When thinking about sources of goals, consider the “magic triangle” of software projects: “better, faster, cheaper.” What kinds of things can somebody on your team create or deliver that improves one of those three legs of the triangle? “Better” can mean creating new features in a framework, or working to add some skill to the team. “Faster” can mean finding ways to encapsulate behavior into a reusable component, or building a tool to automate some aspect of the development process. “Cheaper” can perhaps mean “requiring fewer developers,” or perhaps “requiring no developers at all” by incorporating some aspects of low-code/no-code tooling into the process.
Not all your individuals’ goals will focus around better/faster/cheaper—that’s simply a means to inspire your brainstorming when discussing this with your direct report.
The more you can tie performance expectations to the goals of your employees, the more your team will feel like achieving those expectations isn’t just fulfilling company needs, but also fulfilling their career steps. Additionally, taking the effort to try and find ways to tie expectations and goals together will help you as the manager, because now your employees’ goals will be closer to the top of your mind, and that will help you recognize opportunities for your employees when they occur.
Story time! A daughter of one of my friends, who had just finished up a coding boot camp, approached me about job opportunities. She was struggling—she clearly needed more experience to be considered an Associate Software Engineer, and was having a hard time finding that “first shot.” I could see the diamond in the rough, so I talked my CEO partner into a deal. We hired her to do two things: first, work on a blog implementation for us (so that the company could use it as a web branding and SEO driver), and second, go through online training classes to improve her skillset in programming languages and platforms (in our case, C#). After two months, we’d evaluate, and if she’d gotten the blog off the ground and could demonstrate some expertise with C#, we’d promote her to ASE and put her on a team.

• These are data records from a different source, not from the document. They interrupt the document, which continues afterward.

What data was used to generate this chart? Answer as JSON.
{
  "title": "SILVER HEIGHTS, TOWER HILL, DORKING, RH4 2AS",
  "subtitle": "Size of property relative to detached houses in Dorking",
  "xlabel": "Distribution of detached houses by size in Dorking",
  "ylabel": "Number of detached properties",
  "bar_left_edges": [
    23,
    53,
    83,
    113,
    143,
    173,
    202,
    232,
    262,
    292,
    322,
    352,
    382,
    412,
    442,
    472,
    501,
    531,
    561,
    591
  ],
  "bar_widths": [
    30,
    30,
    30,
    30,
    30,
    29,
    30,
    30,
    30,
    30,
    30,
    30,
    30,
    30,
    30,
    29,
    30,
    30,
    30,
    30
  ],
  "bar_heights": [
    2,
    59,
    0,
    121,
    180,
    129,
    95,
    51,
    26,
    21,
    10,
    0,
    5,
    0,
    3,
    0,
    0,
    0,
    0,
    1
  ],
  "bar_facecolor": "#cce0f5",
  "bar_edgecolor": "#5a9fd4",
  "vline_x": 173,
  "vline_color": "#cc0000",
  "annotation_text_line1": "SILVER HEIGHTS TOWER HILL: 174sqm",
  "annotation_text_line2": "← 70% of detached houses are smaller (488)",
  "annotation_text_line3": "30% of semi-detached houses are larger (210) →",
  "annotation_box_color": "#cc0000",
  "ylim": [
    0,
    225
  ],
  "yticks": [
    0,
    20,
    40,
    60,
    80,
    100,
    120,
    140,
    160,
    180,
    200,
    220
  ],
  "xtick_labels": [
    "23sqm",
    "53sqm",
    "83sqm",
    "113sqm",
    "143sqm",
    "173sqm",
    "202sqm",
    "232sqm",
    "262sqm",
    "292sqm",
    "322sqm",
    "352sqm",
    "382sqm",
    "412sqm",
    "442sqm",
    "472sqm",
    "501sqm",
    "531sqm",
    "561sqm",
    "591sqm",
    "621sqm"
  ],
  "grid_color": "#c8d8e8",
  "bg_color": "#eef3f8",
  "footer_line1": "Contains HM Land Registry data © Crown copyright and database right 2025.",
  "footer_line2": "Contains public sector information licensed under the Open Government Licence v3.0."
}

It was a touch unusual in that it was a very short-term setup, but the focus was on setting the clear expectation of what we needed her to do, complete with some measurable results (did the blog work? was she getting through the lessons?) that were under her direct control. The goal was to get her on to a team, and the expectations were set to help her reach that goal. Six months after moving her to one of the teams, her team lead came to me and told me in no uncertain terms that if I took her off of his team, he’d quit. She’s a Senior Software Engineer as I write this.